Thursday, May 14, 2009

Brother

Astute followers of this blog know that my brother has been in town for the last few days, but his vacation came to a close today when I dropped him off at the airport.

Being honest, this wasn't the best trip ever. We fought both physically and mentally several times. I think my exhaustion from work, late nights, and frequent trips to Oakland wore me down. It would be simple to take naps, but I always feel that taking a nap when my brother is in town is wasting time we could be spending together. It wasn't the best trip, but returning from my Thursday-night activity, I felt the same regardless if we fought or not. I felt empty.

He might not be the funniest person, but I never laugh harder than when he and I are together. He might not be the smartest person, but he pushes me to be articulate and thoughtful. Saving some moments of friction that are bound to occur between brothers, I feel like a better version of myself when he's in town.

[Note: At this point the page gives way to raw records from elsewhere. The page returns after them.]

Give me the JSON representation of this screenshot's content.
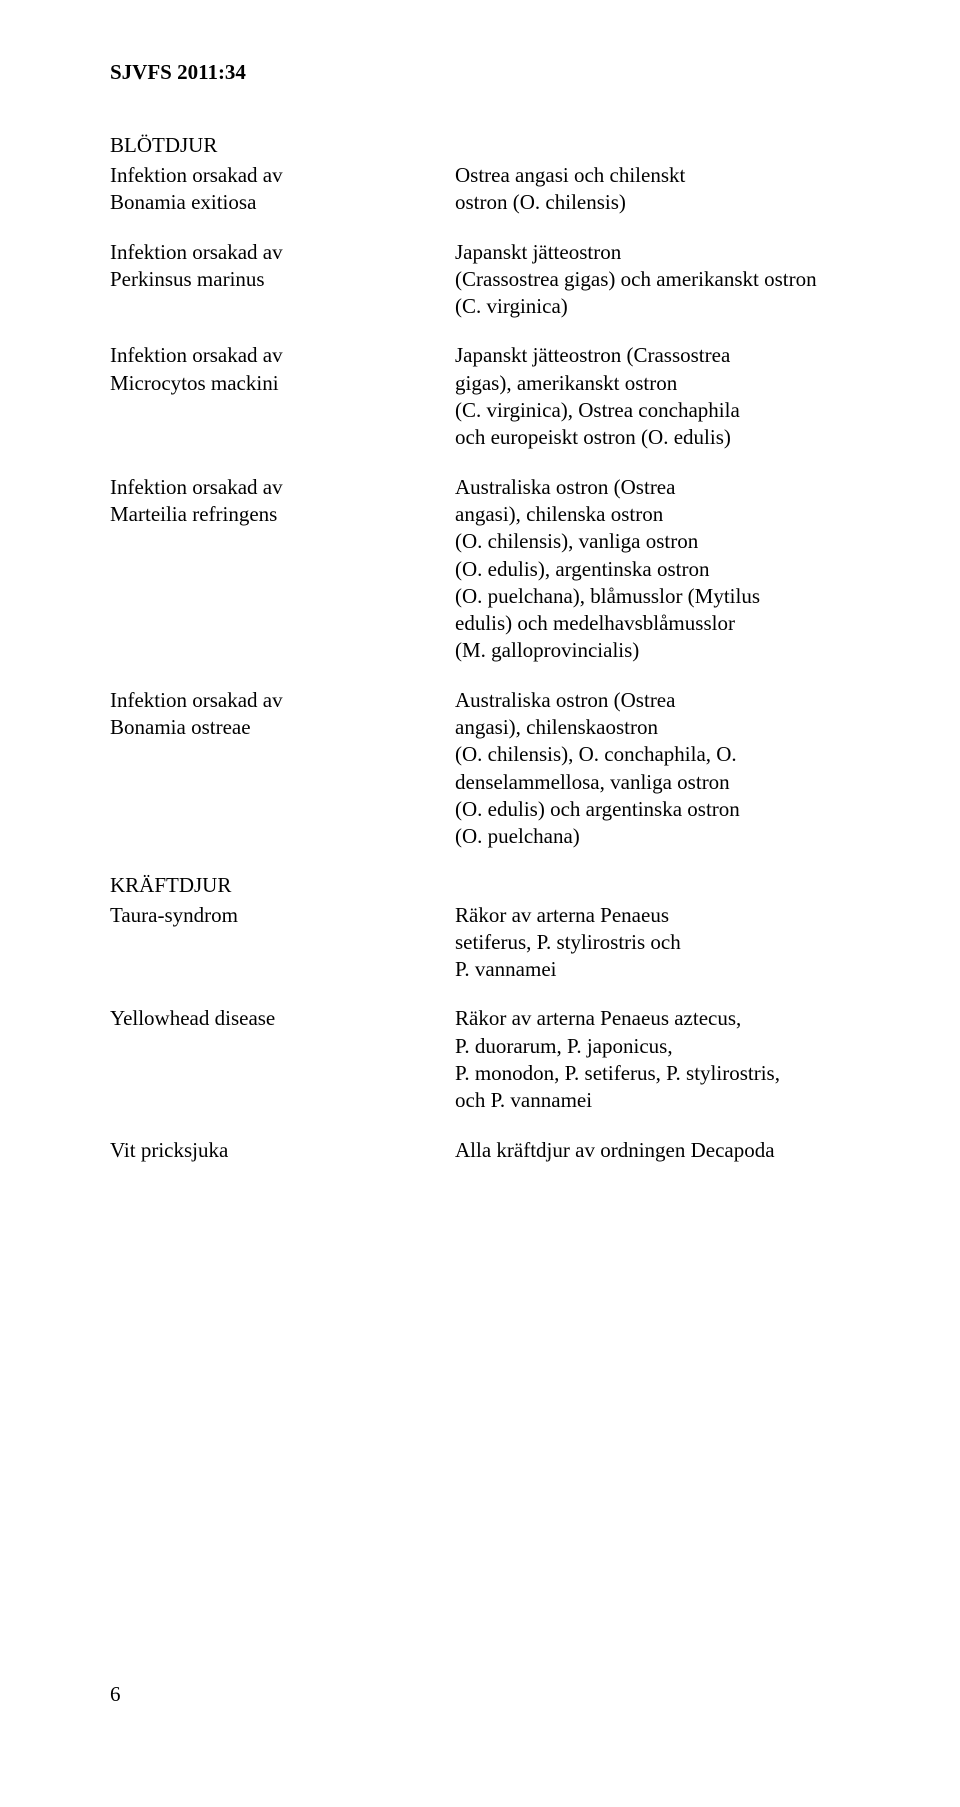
{
  "header": "SJVFS 2011:34",
  "sections": [
    {
      "heading": "BLÖTDJUR",
      "rows": [
        {
          "left": "Infektion orsakad av\nBonamia exitiosa",
          "right": "Ostrea angasi och chilenskt\nostron (O. chilensis)"
        },
        {
          "left": "Infektion orsakad av\nPerkinsus marinus",
          "right": "Japanskt jätteostron\n(Crassostrea gigas) och amerikanskt ostron\n(C. virginica)"
        },
        {
          "left": "Infektion orsakad av\nMicrocytos mackini",
          "right": "Japanskt jätteostron (Crassostrea\ngigas), amerikanskt ostron\n(C. virginica), Ostrea conchaphila\noch europeiskt ostron (O. edulis)"
        },
        {
          "left": "Infektion orsakad av\nMarteilia refringens",
          "right": "Australiska ostron (Ostrea\nangasi), chilenska ostron\n(O. chilensis), vanliga ostron\n(O. edulis), argentinska ostron\n(O. puelchana), blåmusslor (Mytilus\nedulis) och medelhavsblåmusslor\n(M. galloprovincialis)"
        },
        {
          "left": "Infektion orsakad av\nBonamia ostreae",
          "right": "Australiska ostron (Ostrea\nangasi), chilenskaostron\n(O. chilensis), O. conchaphila, O.\ndenselammellosa, vanliga ostron\n(O. edulis) och argentinska ostron\n(O. puelchana)"
        }
      ]
    },
    {
      "heading": "KRÄFTDJUR",
      "rows": [
        {
          "left": "Taura-syndrom",
          "right": "Räkor av arterna Penaeus\nsetiferus, P. stylirostris och\nP. vannamei"
        },
        {
          "left": "Yellowhead disease",
          "right": "Räkor av arterna Penaeus aztecus,\nP. duorarum, P. japonicus,\nP. monodon, P. setiferus, P. stylirostris,\noch P. vannamei"
        },
        {
          "left": "Vit pricksjuka",
          "right": "Alla kräftdjur av ordningen Decapoda"
        }
      ]
    }
  ],
  "pageNumber": "6"
}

We took this picture a few days ago. This picture was taken after I said, "It'd be weird if we started holding hands right now." And this moment encapsulates our relationship fairly well—I say something strange, and he accommodates my strangeness. I'm the wild one, he's the level-headed one. But neither of us are too extreme for the other; I have a waves of level-headedness, and he has moments of wildness. And these differences make for very interesting scenes. We work together so well that we apparently synced our steps for this picture without knowing it. We apparently have similar pulses of life. We compliment each other well.

I feel sad that he is gone. Even though the majority of time is spent apart from my brother, these last four days felt more familiar than the last four months. Without his vibrant personality, my life seems much more flat and gray.

I wish there was a more elegant or powerful way to say it, but I just miss my brother.